La dépendance de l’Afrique aux importations de carburants devrait s’aggraver d’ici 2040, exposant davantage le continent aux chocs géopolitiques et aux goulets d’étranglement logistiques, selon un rapport de l’Africa Finance Corporation publié en avril 2026.
La vulnérabilité énergétique de l’Afrique s’intensifie dans un contexte de tensions au Moyen-Orient. Dans son rapport présenté à Nairobi le 23 avril 2026 lors du sommet “Africa We Build”, l’Africa Finance Corporation (AFC) estime que le déficit en carburant du continent pourrait atteindre 86 millions de tonnes à l’horizon 2040.
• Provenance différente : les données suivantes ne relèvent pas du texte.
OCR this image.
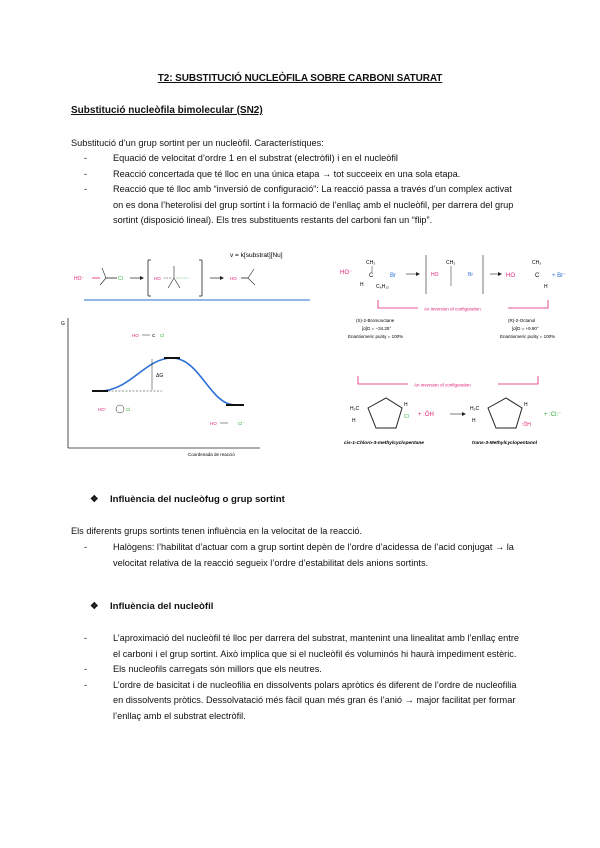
T2: SUBSTITUCIÓ NUCLEÒFILA SOBRE CARBONI SATURAT
Substitució nucleòfila bimolecular (SN2)
Substitució d’un grup sortint per un nucleòfil. Característiques:
-	Equació de velocitat d’ordre 1 en el substrat (electròfil) i en el nucleòfil
-	Reacció concertada que té lloc en una única etapa → tot succeeix en una sola etapa.
-	Reacció que té lloc amb “inversió de configuració”: La reacció passa a través d’un complex activat on es dona l’heterolisi del grup sortint i la formació de l’enllaç amb el nucleòfil, per darrera del grup sortint (disposició lineal). Els tres substituents restants del carboni fan un “flip”.
v = k[substrat][Nu]
HO⁻	Cl	HO	HO
G
Coordenada de reacció
ΔG
HO	C Cl
HO⁻	Cl
HO	Cl⁻
HO⁻
CH₃
C
H C₆H₁₃
Br	HO
CH₃
Br	HO
CH₃
C
H
+ Br⁻
An inversion of configuration
(S)-2-Bromooctane
[α]D = −34.25°
Enantiomeric purity = 100%
(R)-2-Octanol
[α]D = +9.90°
Enantiomeric purity = 100%
An inversion of configuration
H₃C
H
H
Cl + :ÖH
H₃C
H
H
:ÖH
+ :Cl:⁻
cis-1-Chloro-3-methylcyclopentane	trans-3-Methylcyclopentanol
❖ Influència del nucleòfug o grup sortint
Els diferents grups sortints tenen influència en la velocitat de la reacció.
-	Halògens: l’habilitat d’actuar com a grup sortint depèn de l’ordre d’acidessa de l’acid conjugat → la velocitat relativa de la reacció segueix l’ordre d’estabilitat dels anions sortints.
❖ Influència del nucleòfil
-	L’aproximació del nucleòfil té lloc per darrera del substrat, mantenint una linealitat amb l’enllaç entre el carboni i el grup sortint. Això implica que si el nucleòfil és voluminós hi haurà impediment estèric.
-	Els nucleofils carregats són millors que els neutres.
-	L’ordre de basicitat i de nucleofilia en dissolvents polars apròtics és diferent de l’ordre de nucleofilia en dissolvents pròtics. Dessolvatació més fàcil quan més gran és l’anió → major facilitat per formar l’enllaç amb el substrat electròfil.
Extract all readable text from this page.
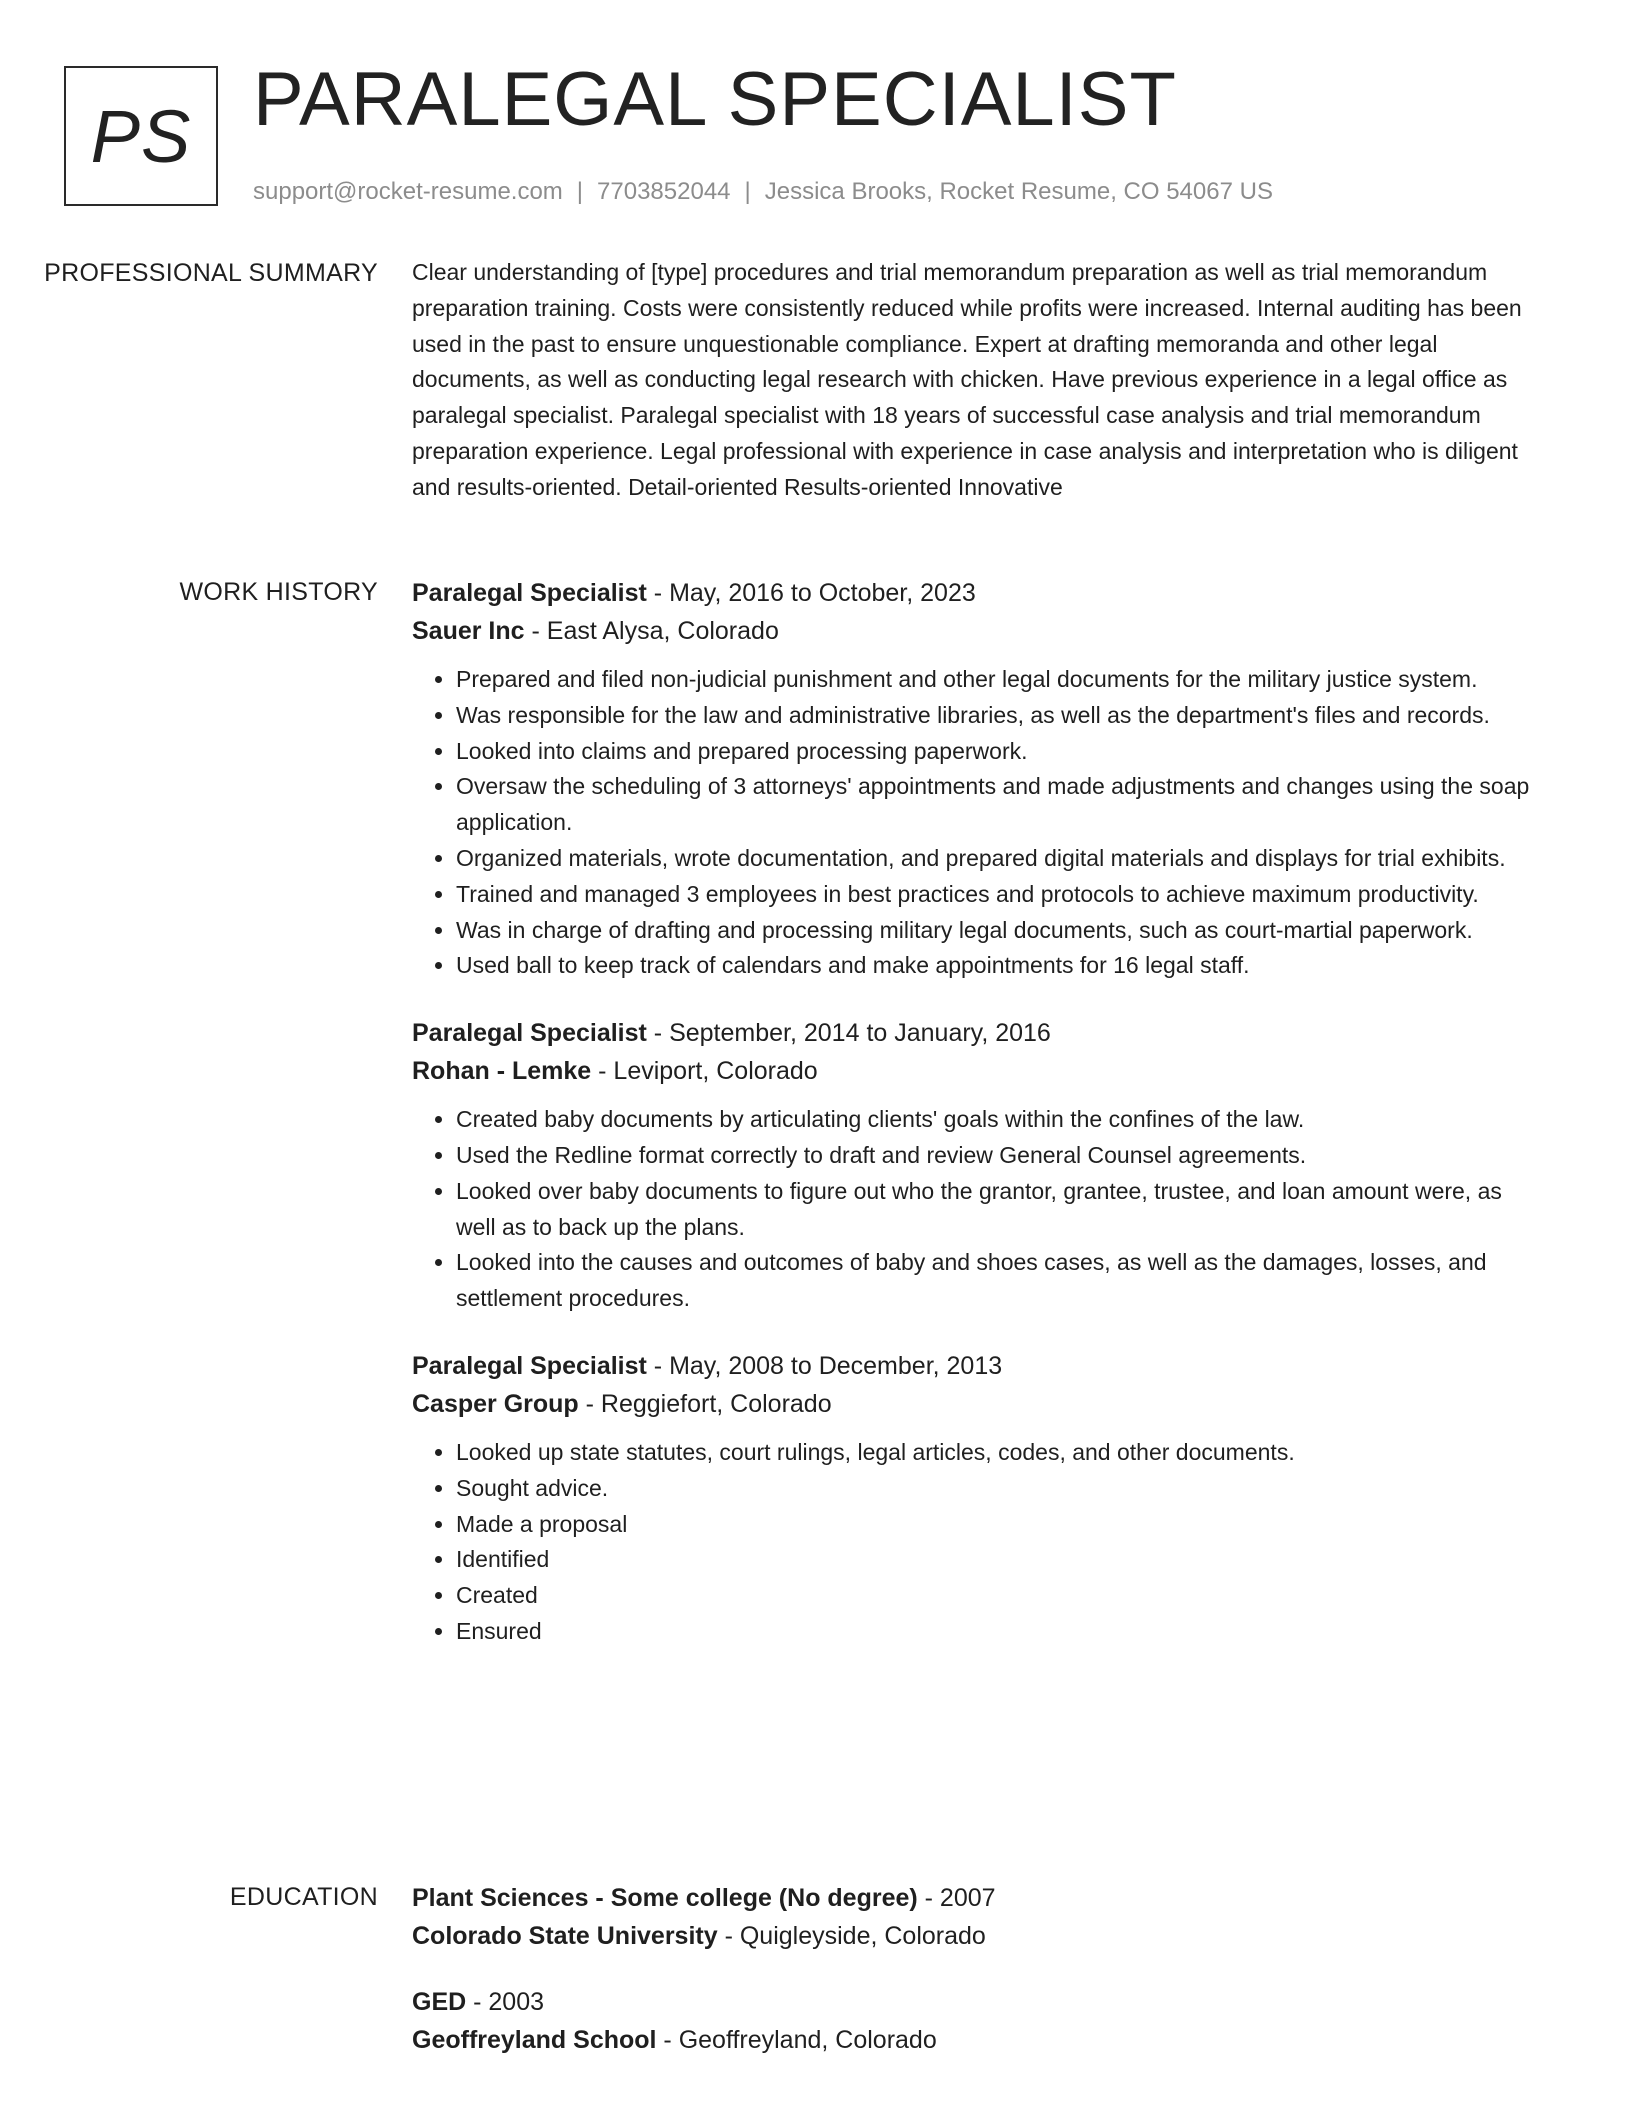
PS PARALEGAL SPECIALIST
support@rocket-resume.com | 7703852044 | Jessica Brooks, Rocket Resume, CO 54067 US
PROFESSIONAL SUMMARY	Clear understanding of [type] procedures and trial memorandum preparation as well as trial memorandum preparation training. Costs were consistently reduced while profits were increased. Internal auditing has been used in the past to ensure unquestionable compliance. Expert at drafting memoranda and other legal documents, as well as conducting legal research with chicken. Have previous experience in a legal office as paralegal specialist. Paralegal specialist with 18 years of successful case analysis and trial memorandum preparation experience. Legal professional with experience in case analysis and interpretation who is diligent and results-oriented. Detail-oriented Results-oriented Innovative

WORK HISTORY	Paralegal Specialist - May, 2016 to October, 2023
Sauer Inc - East Alysa, Colorado
• Prepared and filed non-judicial punishment and other legal documents for the military justice system.
• Was responsible for the law and administrative libraries, as well as the department's files and records.
• Looked into claims and prepared processing paperwork.
• Oversaw the scheduling of 3 attorneys' appointments and made adjustments and changes using the soap application.
• Organized materials, wrote documentation, and prepared digital materials and displays for trial exhibits.
• Trained and managed 3 employees in best practices and protocols to achieve maximum productivity.
• Was in charge of drafting and processing military legal documents, such as court-martial paperwork.
• Used ball to keep track of calendars and make appointments for 16 legal staff.
Paralegal Specialist - September, 2014 to January, 2016
Rohan - Lemke - Leviport, Colorado
• Created baby documents by articulating clients' goals within the confines of the law.
• Used the Redline format correctly to draft and review General Counsel agreements.
• Looked over baby documents to figure out who the grantor, grantee, trustee, and loan amount were, as well as to back up the plans.
• Looked into the causes and outcomes of baby and shoes cases, as well as the damages, losses, and settlement procedures.
Paralegal Specialist - May, 2008 to December, 2013
Casper Group - Reggiefort, Colorado
• Looked up state statutes, court rulings, legal articles, codes, and other documents.
• Sought advice.
• Made a proposal
• Identified
• Created
• Ensured
EDUCATION	Plant Sciences - Some college (No degree) - 2007
Colorado State University - Quigleyside, Colorado
GED - 2003
Geoffreyland School - Geoffreyland, Colorado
Le continent importe déjà près de 70 % de ses carburants, dans un volume global d’importations évalué à environ 230 milliards de dollars par an, incluant également des produits essentiels comme les engrais, l’acier ou les plastiques. Cette dépendance devrait se renforcer, avec des importations de carburants passant de 74 millions de tonnes en 2023 à 86 millions en 2040. Ce niveau équivaut à près de trois fois la capacité de la raffinerie géante développée par Aliko Dangote au Nigeria, soulignant l’ampleur du déficit industriel en aval.
Au-delà des volumes, le risque est également géographique. Selon l’économiste en chef de l’AFC, Rita Babihuga-Nsanze, les importations africaines sont fortement exposées à des points de passage critiques comme le détroit d’Ormuz, par lequel transite environ 20 % du commerce mondial de carburant. La perturbation de cette route, liée au conflit au Moyen-Orient, met en évidence la fragilité des chaînes d’approvisionnement, en particulier en Afrique de l’Est.
Les effets se font déjà sentir au-delà du pétrole. Les engrais, dont une large part provient du Golfe, deviennent plus difficiles à sécuriser. Ce déséquilibre est d’autant plus frappant que l’Afrique détient environ 80 % des réserves mondiales de phosphate, tout en ne produisant qu’environ 20 % des engrais à base de cette ressource.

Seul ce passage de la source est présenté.